GK : Mais en quoi, précisément, les Nazis étaient-ils socialistes ?

BM : Cela tient d’abord à l’histoire du mouvement. Quand il entra en politique, Hitler rejoignit le Parti Ouvrier Allemand, un groupuscule qui inquiétait l’armée par ses tendances communistes et révolutionnaires. Le programme politique de ce parti fut repris à l’identique quand, sous l’impulsion d’Hitler, il changea de nom pour devenir le Parti National-Socialiste des Travailleurs Allemands.

Le NSDAP se présentait comme un parti socialiste, opposé au capitalisme, à la haute finance, aux spéculateurs et aux grands patrons. Il promettait des nationalisations, l’interdiction du prêt à intérêt, l’éducation gratuite, et la mise en place d’un véritable État-Providence.

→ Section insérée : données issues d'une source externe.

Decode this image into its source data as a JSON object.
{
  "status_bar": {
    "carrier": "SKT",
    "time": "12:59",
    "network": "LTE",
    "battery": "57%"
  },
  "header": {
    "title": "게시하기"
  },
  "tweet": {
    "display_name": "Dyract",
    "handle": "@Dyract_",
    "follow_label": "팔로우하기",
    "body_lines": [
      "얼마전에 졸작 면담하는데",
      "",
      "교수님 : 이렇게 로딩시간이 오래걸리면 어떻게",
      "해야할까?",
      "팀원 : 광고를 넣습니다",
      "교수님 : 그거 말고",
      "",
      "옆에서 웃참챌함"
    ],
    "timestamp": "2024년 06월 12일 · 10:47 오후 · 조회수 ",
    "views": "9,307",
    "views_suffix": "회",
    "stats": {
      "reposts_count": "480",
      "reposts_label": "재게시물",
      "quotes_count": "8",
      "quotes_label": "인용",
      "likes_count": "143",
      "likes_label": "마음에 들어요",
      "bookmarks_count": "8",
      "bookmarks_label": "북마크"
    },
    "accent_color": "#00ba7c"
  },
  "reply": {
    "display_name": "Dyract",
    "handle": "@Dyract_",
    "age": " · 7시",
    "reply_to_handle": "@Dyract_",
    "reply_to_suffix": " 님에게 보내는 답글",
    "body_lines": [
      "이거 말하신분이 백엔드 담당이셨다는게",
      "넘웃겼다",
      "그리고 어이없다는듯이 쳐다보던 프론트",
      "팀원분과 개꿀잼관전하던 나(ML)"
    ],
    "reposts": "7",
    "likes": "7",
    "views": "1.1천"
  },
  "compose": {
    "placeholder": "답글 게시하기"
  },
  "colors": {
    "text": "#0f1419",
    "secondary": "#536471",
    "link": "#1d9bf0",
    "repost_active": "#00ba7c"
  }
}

Les Nazis critiquaient les sociaux démocrates au pouvoir en disant que leur soi-disant « socialisme » avait abouti à un capitalisme encore plus prédateur et esclavagiste.

GK : Oui mais ça ce sont les promesses qui n’engagent que ceux qui les écoutent – c’est un peu comme quand le PS se dit socialiste : les nazis n’ont pas nationalisé toute l’industrie allemande que je sache ?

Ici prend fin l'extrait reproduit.